OnPLS integration of transcriptomic, proteomic and metabolomic data shows multi-level oxidative stress responses in the cambium of transgenic hipI- superoxide dismutase Populus plants

BackgroundReactive oxygen species (ROS) are involved in the regulation of diverse physiological processes in plants, including various biotic and abiotic stress responses. Thus, oxidative stress tolerance mechanisms in plants are complex, and diverse responses at multiple levels need to be characterized in order to understand them. Here we present system responses to oxidative stress in Populus by integrating data from analyses of the cambial region of wild-type controls and plants expressing high-isoelectric-point superoxide dismutase (hipI-SOD) transcripts in antisense orientation showing a higher production of superoxide. The cambium, a thin cell layer, generates cells that differentiate to form either phloem or xylem and is hypothesized to be a major reason for phenotypic perturbations in the transgenic plants.
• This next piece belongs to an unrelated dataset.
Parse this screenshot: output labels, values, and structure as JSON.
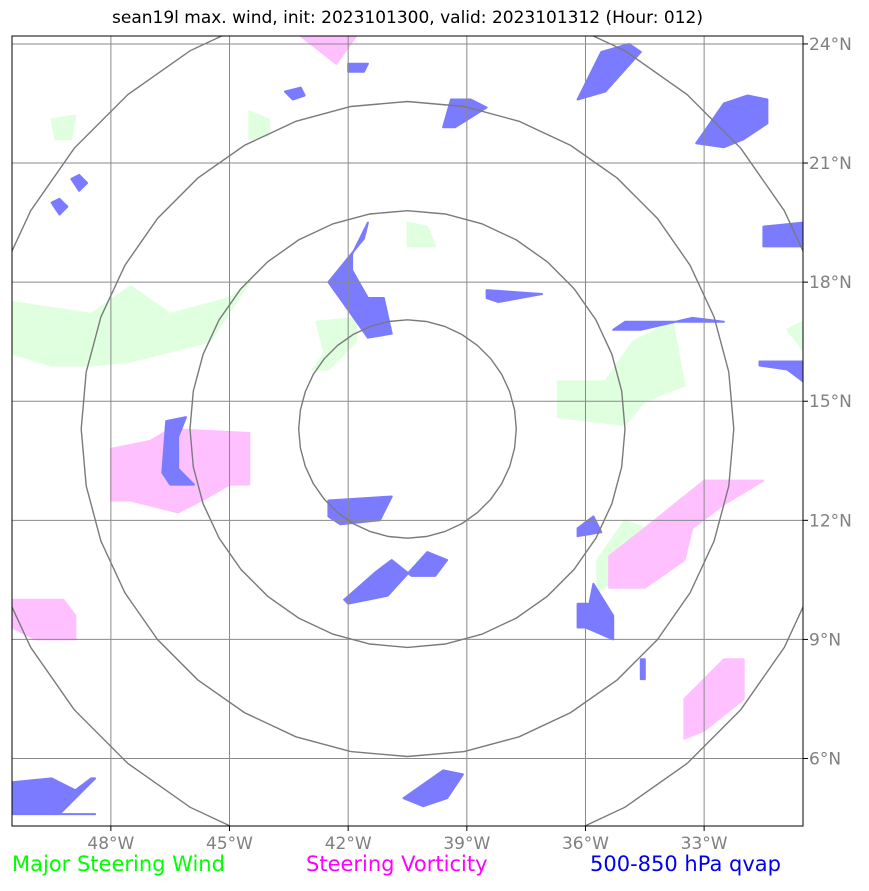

Data from multiple platforms including transcriptomics (microarray analysis), proteomics (UPLC/QTOF-MS), and metabolomics (GC-TOF/MS, UPLC/MS, and UHPLC-LTQ/MS) were integrated using the most recent development of orthogonal projections to latent structures called OnPLS. OnPLS is a symmetrical multi-block method that does not depend on the order of analysis when more than two blocks are analysed. Significantly affected genes, proteins and metabolites were then visualized in painted pathway diagrams.ResultsThe main categories that appear to be significantly influenced in the transgenic plants were pathways related to redox regulation, carbon metabolism and protein degradation, e.g. the glycolysis and pentose phosphate pathways (PPP). The results provide system-level information on ROS metabolism and responses to oxidative stress, and indicate that some initial responses to oxidative stress may share common pathways.ConclusionThe proposed data evaluation strategy shows an efficient way of compiling complex, multi-platform datasets to obtain significant biological information.